Case di lusso: un mercato che tira e non sente la crisi
Il mercato delle case di lusso continua a tirare. Milano, in questo segmento, si conferma in testa sia negli affitti, sia nelle compravendite. L’attività, su entrambi i fronti, è alimentata dalla domanda interna e, soprattutto, da quella estera. Dopo il Covid si cercano spazi più ampi.
Il mercato immobiliare delle case di lusso continua a tirare anche nei periodi segnati dalle crisi economiche (e non solo), come quello che stiamo vivendo attualmente e, forse proprio per questo, è un settore che calamita maggiormente l’attenzione degli investitori.
L’Italia, in questo particolare segmento, si conferma una delle piazze più interessanti sia per quanto riguarda il mercato delle locazioni, sia dal punto di vista delle compravendite.

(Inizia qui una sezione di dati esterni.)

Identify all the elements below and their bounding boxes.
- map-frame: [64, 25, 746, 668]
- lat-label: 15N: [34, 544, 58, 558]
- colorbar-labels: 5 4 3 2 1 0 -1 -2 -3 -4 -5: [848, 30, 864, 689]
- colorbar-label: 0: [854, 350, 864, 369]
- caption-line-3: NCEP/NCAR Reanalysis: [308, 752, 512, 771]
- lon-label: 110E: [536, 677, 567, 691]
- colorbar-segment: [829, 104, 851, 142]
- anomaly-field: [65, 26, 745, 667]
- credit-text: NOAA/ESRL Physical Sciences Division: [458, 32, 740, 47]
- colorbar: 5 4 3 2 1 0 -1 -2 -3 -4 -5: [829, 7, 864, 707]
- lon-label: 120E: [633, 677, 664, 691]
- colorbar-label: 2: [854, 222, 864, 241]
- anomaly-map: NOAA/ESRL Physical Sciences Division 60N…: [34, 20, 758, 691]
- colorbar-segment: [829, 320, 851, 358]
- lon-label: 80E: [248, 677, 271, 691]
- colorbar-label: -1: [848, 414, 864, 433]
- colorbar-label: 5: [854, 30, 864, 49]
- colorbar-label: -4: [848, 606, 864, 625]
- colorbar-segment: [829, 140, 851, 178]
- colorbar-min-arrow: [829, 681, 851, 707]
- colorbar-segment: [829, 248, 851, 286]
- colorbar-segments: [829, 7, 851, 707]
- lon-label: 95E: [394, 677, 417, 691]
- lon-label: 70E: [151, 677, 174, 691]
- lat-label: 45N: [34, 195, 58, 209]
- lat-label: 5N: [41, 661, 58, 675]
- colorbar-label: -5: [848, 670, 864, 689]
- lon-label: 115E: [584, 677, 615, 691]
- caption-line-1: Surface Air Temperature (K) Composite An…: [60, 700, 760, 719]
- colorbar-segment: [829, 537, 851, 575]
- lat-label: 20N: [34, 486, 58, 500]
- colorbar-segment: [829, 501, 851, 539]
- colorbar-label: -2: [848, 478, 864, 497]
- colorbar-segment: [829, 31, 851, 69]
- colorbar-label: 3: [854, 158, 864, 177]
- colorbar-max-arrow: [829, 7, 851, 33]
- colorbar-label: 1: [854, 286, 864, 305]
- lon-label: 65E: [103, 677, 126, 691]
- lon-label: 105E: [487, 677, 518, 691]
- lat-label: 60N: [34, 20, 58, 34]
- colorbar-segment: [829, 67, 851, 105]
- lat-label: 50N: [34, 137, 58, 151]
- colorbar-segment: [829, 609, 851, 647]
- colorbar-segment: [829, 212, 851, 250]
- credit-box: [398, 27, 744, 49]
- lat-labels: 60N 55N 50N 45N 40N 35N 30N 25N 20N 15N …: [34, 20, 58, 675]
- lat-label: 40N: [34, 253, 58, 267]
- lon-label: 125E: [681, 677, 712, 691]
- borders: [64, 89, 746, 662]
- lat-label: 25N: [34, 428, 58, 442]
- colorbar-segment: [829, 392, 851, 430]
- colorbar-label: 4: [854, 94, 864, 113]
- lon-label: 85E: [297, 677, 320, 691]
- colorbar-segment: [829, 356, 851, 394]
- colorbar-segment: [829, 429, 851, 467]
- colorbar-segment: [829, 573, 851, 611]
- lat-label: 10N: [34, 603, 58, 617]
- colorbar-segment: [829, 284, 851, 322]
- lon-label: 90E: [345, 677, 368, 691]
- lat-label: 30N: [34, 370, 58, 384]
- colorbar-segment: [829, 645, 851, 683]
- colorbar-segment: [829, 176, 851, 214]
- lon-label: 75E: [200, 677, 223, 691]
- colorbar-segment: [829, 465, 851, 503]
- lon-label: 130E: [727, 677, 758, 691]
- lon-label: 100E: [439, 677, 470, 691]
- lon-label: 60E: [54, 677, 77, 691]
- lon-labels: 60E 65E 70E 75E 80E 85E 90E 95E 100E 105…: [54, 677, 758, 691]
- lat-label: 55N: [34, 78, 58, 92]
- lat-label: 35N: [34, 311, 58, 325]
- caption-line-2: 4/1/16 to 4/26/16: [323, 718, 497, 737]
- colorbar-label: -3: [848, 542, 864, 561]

Alcune recenti analisi rivelano, in particolare, che il Belpaese è sempre più ambito dai ricchi stranieri (soprattutto del Regno Unito) che desiderano trovare qui una casa di prestigio, magari investendo in alcune città che offrono potenziali margini di rendimento (come Milano e Roma) o in zone di pregio dal punto di vista turistico.
Affitti di lusso a Milano, in ripresa domanda interna e straniera
Il mercato degli affitti di case di lusso di Milano si conferma attivo sia nella componente nazionale (spostamenti all’interno del territorio per ragioni di studio-lavoro) sia nella componente straniera (studio-lavoro-residenza fiscale).
È quanto emerge da una ricerca effettyuata da Roseto, società specializzata nel settore delle locazioni di lusso, sottolineando che - dopo la brusca frenata del 2020 causata dalla pandemia - a partire dal secondo semestre del 2021 entrambe le componenti sono ripartite e la crescita prosegue anche in questa prima parte del 2022. Per quanto riguarda le tipologie offerte, spiega, si registra una diminuzione di bilocali dovuto al ritorno (con la ripresa del mercato turistico) della formula short rent e soggiorni brevi.
Si cercano di più i tagli grandi
Sempre nell’ambito del mercato degli affitti, per quanto riguarda i tagli più grandi, complice la scarsa presenza sul mercato di soluzioni di lusso e di grandi metrature, si sono registrate quotazioni in costante aumento e tempistiche sempre più brevi nel trovare nuovi inquilini.
Dinamica irrobustita da una domanda che si sta rivelando costantemente vivace. Infatti, secondo il report in esame, c’è molta richiesta per trilocali di pregio, soluzioni che registrano tempi di affitto più veloci a fronte di un’offerta limitata. Grazie all’effetto lockdown, in particolare, terrazzi e piani alti, con un occhio di riguardo agli attici, si confermano i due principali elementi che contraddistinguono le richieste di residenze di pregio al fine di poter vivere anche spazi esterni.
Anche nella locazione si cerca un nuovo modo di abitare
Tra gli altri desiderata di chi cerca una casa di pregio nel post-Covid – e che denotano un nuovo modo di abitare e, di conseguenza, di progettare la casa - ci sono una zona giorno più ampia e uno spazio dedicato come studio (ad es. una camera in più). Senza contare, secondo la ricerca, che il contesto in cui sono inseriti gli immobili di lusso è altrettanto valutato da parte di coloro che decidono di prendere in affitto l’immobile: vengono apprezzati soprattutto la presenza di servizi e la garanzia di sicurezza grazie a dispositivi high tech e portineria h24 con sorveglianza. C’è anche l’aspetto degli interni che il locatario guarda: si riscontrano al riguardo più attenzione all’ottimizzazione degli spazi, in particolare armadiature e locali di archiviazione.
Le compravendite di lusso, in testa Milano e Roma
Per quanto riguarda le compravendite di case di lusso, secondo una ricerca, il mercato in questo momento è movimentato principalmente dagli investitori provenienti da altri Paesi europei, la cui attenzione è puntata sulle piazze di Milano (9,1%) e Roma (8,7%).
Il capoluogo lombardo è ambito, in modo particolare, dagli inglesi (con una quota che supera il 28%) e dagli svizzeri (20%), mentre sulla capitale sono puntati gli occhi di francesi (19%), tedeschi e inglesi (15%). L’interesse degli stranieri per il nostro mercato immobiliare di lusso è puntato anche su molte città d’arte, come possono essere Venezia (2,5%) e Firenze (1%), ma anche su località turistiche di grido, come Como (2,1%), Porto Cervo (1,7%), Forte dei Marmi (1,6%), Capri (1,1%).